The proposal also would provide $50 billion in block grants for rural infrastructure projects, $20 billion for “transformative” projects advancing new technologies, $20 billion to expand low-cost federal loans like private activity bonds, and $10 billion to fix up federally-owned infrastructure. To reign in costs, Trump proposes speeding up the lengthy environmental review process required for federally-funded construction projects, calling for reviews to be led by just one federal agency (instead of every agency with jurisdiction having a say) and requiring them to finish within 21 months.

Last year, Philadelphia experienced the kind of logjam that Trump wants to prevent when plans to replace a long-abandoned, rusted swing bridge and further extend the popular Schuylkill River Trail became mired in lengthy environmental and historic reviews. The two processes slowed progress down enough to raise a risk of losing federal grant dollars that had to be spent within two years of their award.

But the devil is in the details. Before environmental impact reviews, states and localities had few tools to challenge federal projects, and citizens were virtually shut out of the decision-making process, leading to projects that rammed highways through neighborhoods and imposed all kinds of other undesirable impacts on communities.“We need to remember that those regulations are here for a reason, i.e., trying to avoid really stupid things,” said Duranton.

On Monday, the White House released its federal budget proposal for the 2019 fiscal year, which included $3.7 billion cut to the Department of Transportation’s annual budget. Some of those cuts would ostensibly go to cover the proposed $20-billion-year-over-10-years in new spending.

Like Trump’s previous budget proposals, the 2019 wish list calls for the elimination of the TIGER grant program and the Federal Transit Administration’s Capital Investment Grant program (aka “New Starts”). Those cuts would derail the region’s forward momentum on modernizing its aging transit systems. Over the past few year, Philadelphia has won sizable chunks of the $500 million-a-year TIGER program, and SEPTA is relying heavily on New Starts funds to cover half of the construction costs for expanding the Norristown High Speed Line to King of Prussia. The budget also calls for states to cover a larger share of the government operating subsidies that go to Amtrak’s longer lines, like the Northeast Corridor, which runs between DC and Boston through Philadelphia.

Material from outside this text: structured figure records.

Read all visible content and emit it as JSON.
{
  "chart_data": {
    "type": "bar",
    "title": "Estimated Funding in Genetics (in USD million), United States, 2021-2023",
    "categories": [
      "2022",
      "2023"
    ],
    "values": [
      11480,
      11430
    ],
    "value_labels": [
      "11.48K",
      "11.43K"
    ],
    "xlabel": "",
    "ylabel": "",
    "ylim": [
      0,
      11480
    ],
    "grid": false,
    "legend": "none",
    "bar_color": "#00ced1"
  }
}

Those cuts to the DOT budget would grow over time, per Trump’s proposal, to total $178 billion over ten years. Combined with the infrastructure bill, Trump proposes a gross infrastructure funding increase of $22 billion over ten years.  But that hike in spending seems like a cash injection on paper only to many experts, including Duranton.

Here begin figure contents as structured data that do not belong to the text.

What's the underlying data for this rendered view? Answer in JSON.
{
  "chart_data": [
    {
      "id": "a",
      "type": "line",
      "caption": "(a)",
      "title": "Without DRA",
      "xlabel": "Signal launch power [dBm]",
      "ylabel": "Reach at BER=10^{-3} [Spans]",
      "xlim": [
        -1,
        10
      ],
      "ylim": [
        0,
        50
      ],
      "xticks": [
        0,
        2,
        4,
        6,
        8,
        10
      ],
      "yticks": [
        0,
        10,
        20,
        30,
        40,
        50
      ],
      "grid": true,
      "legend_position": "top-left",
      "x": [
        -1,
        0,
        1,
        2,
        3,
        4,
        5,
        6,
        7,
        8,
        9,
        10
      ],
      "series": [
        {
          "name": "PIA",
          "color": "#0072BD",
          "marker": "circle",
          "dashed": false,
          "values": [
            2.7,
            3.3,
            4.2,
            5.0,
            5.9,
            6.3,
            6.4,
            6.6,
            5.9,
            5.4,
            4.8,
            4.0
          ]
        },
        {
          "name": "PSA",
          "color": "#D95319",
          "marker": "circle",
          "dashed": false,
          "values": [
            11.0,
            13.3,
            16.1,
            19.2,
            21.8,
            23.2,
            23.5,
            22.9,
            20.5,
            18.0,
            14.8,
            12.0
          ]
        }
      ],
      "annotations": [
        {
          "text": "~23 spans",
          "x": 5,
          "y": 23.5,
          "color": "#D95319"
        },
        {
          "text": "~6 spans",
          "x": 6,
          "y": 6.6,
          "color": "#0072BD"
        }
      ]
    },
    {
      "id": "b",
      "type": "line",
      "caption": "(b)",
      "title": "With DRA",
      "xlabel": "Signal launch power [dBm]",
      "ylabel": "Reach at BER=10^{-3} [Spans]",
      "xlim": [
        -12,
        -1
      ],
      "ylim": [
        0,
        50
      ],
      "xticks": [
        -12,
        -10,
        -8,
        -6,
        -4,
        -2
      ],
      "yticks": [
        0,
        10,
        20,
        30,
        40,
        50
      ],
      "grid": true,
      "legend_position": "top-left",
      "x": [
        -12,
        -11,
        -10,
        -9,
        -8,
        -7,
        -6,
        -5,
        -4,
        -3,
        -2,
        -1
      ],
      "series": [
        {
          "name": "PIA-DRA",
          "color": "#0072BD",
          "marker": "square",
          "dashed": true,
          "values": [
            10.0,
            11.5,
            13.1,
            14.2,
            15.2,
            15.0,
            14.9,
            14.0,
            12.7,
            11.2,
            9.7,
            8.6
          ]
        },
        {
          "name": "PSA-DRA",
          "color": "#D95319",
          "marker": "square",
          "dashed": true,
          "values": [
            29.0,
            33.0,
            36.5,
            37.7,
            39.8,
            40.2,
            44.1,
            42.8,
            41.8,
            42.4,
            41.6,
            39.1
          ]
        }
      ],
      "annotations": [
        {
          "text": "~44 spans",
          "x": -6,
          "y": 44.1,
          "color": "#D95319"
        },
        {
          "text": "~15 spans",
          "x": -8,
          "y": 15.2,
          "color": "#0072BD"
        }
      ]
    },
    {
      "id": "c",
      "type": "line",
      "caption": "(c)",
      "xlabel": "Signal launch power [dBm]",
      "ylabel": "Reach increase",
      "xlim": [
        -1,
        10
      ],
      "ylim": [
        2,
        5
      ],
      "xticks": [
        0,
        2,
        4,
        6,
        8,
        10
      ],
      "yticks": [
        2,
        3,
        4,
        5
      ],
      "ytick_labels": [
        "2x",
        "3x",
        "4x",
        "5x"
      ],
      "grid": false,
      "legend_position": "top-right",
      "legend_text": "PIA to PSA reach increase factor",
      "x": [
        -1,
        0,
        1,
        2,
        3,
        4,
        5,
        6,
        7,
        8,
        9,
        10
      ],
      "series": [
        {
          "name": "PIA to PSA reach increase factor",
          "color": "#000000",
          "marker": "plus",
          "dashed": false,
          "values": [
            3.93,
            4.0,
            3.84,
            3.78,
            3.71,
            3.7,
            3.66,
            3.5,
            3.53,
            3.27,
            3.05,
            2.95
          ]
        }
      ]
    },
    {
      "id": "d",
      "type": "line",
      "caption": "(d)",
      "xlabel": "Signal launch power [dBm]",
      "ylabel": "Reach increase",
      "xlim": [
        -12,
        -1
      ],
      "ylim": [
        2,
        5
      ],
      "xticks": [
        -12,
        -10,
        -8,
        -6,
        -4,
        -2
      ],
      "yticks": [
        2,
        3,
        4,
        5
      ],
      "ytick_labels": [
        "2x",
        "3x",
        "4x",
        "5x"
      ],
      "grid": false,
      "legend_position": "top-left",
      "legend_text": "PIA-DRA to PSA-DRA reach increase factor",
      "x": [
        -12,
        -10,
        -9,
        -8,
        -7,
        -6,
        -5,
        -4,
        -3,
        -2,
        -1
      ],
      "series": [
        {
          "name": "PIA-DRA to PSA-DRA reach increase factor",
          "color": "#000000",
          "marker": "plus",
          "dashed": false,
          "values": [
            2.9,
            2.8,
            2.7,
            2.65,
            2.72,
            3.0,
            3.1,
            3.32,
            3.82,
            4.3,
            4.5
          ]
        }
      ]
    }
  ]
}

“If you’re a state and so far you’ve been paying 20 percent and the federal government has been paying 80 percent [and] now it will be the opposite… what do you think those guys are going to do?” Duranton said. “They are going to sit on their hands and say, ‘well, at some point, things will change again…Lots of states are already balking at doing stuff, even with an 80 percent subsidy.” 

Nor does Duranton expect states and localities, which, unlike the federal government, cannot engage in deficit spending and must pass balanced budgets, to suddenly increase taxes to raise the funds needed for the relatively paltry federal match.

“On top of that, 1.5 trillion, if you try to annualize that at 5 percent a year, that’s about $500 per U.S. household,” he said. “That could come as extra state tax, but I don’t think states are willing to do that.”